The US Air Force is recommending Special Operations aircraft design and development.  The Air Force's Scientific Advisory Board says the "requirements for special operations will dramatically increase in the future," and that "the need for flexible covert intervention in both developed and undeveloped nations around the world appears certain."  (Aerospace Daily, June 19, 1996.)

Contemporary US soldiers train for civilian warfare on Military Operations Urban Training facilities (MOUT).  A MOUT facility is a full scale mock-up of a modern small town, used to train soldiers to shoot and kill civilians.  In one army base in Camp Lejeune, the Marines have constructed a 31-building town with a city hall, a church, a hotel, a business district, and condominiums.  MOUT facilities sometimes have several hundred yards of built-in sewers to give the soldiers practice invading and occupying civilian areas.

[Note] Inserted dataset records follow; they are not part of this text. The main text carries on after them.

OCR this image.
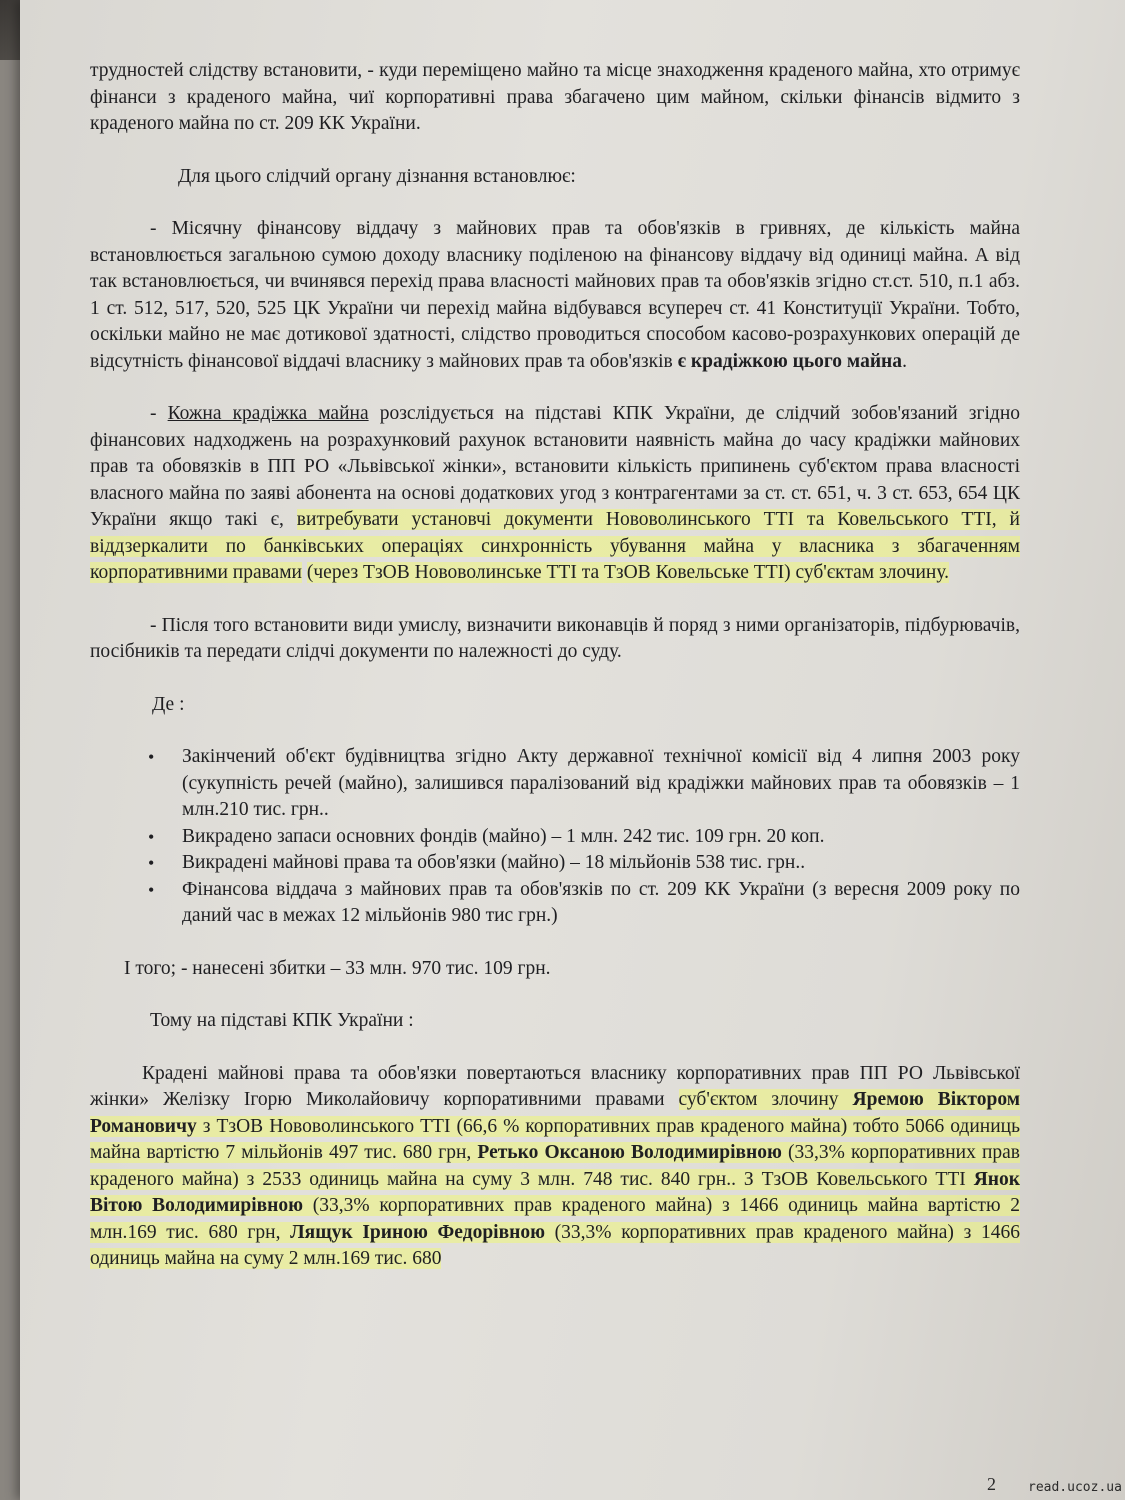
трудностей слідству встановити, - куди переміщено майно та місце знаходження краденого майна, хто отримує фінанси з краденого майна, чиї корпоративні права збагачено цим майном, скільки фінансів відмито з краденого майна по ст. 209 КК України.

Для цього слідчий органу дізнання встановлює:

- Місячну фінансову віддачу з майнових прав та обов'язків в гривнях, де кількість майна встановлюється загальною сумою доходу власнику поділеною на фінансову віддачу від одиниці майна. А від так встановлюється, чи вчинявся перехід права власності майнових прав та обов'язків згідно ст.ст. 510, п.1 абз. 1 ст. 512, 517, 520, 525 ЦК України чи перехід майна відбувався всупереч ст. 41 Конституції України. Тобто, оскільки майно не має дотикової здатності, слідство проводиться способом касово-розрахункових операцій де відсутність фінансової віддачі власнику з майнових прав та обов'язків є крадіжкою цього майна.

- Кожна крадіжка майна розслідується на підставі КПК України, де слідчий зобов'язаний згідно фінансових надходжень на розрахунковий рахунок встановити наявність майна до часу крадіжки майнових прав та обовязків в ПП РО «Львівської жінки», встановити кількість припинень суб'єктом права власності власного майна по заяві абонента на основі додаткових угод з контрагентами за ст. ст. 651, ч. 3 ст. 653, 654 ЦК України якщо такі є, витребувати установчі документи Нововолинського ТТІ та Ковельського ТТІ, й віддзеркалити по банківських операціях синхронність убування майна у власника з збагаченням корпоративними правами (через ТзОВ Нововолинське ТТІ та ТзОВ Ковельське ТТІ) суб'єктам злочину.

- Після того встановити види умислу, визначити виконавців й поряд з ними організаторів, підбурювачів, посібників та передати слідчі документи по належності до суду.

Де :

• Закінчений об'єкт будівництва згідно Акту державної технічної комісії від 4 липня 2003 року (сукупність речей (майно), залишився паралізований від крадіжки майнових прав та обовязків – 1 млн.210 тис. грн..
• Викрадено запаси основних фондів (майно) – 1 млн. 242 тис. 109 грн. 20 коп.
• Викрадені майнові права та обов'язки (майно) – 18 мільйонів 538 тис. грн..
• Фінансова віддача з майнових прав та обов'язків по ст. 209 КК України (з вересня 2009 року по даний час в межах 12 мільйонів 980 тис грн.)

І того; - нанесені збитки – 33 млн. 970 тис. 109 грн.

Тому на підставі КПК України :

Крадені майнові права та обов'язки повертаються власнику корпоративних прав ПП РО Львівської жінки» Желізку Ігорю Миколайовичу корпоративними правами суб'єктом злочину Яремою Віктором Романовичу з ТзОВ Нововолинського ТТІ (66,6 % корпоративних прав краденого майна) тобто 5066 одиниць майна вартістю 7 мільйонів 497 тис. 680 грн, Ретько Оксаною Володимирівною (33,3% корпоративних прав краденого майна) з 2533 одиниць майна на суму 3 млн. 748 тис. 840 грн.. З ТзОВ Ковельського ТТІ Янок Вітою Володимирівною (33,3% корпоративних прав краденого майна) з 1466 одиниць майна вартістю 2 млн.169 тис. 680 грн, Лящук Іриною Федорівною (33,3% корпоративних прав краденого майна) з 1466 одиниць майна на суму 2 млн.169 тис. 680

2 read.ucoz.ua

According to Marines Get a Taste of Urban Warfare Against 'Enemies' at Home, which appeared in The Los Angles Times, July 11, 1995, one of the problems confronted during MOUT training is "what to do when guerrillas are hiding behind women and children."  In these scenarios, "guerrillas" are the adult male civilians that the soldiers are trying to kill. 

In such training, everyone presumes the US soldiers care more about the women and children than the husbands of those women and the fathers of those children ("guerrillas").  But the Waco incident proves that presumption just is not so.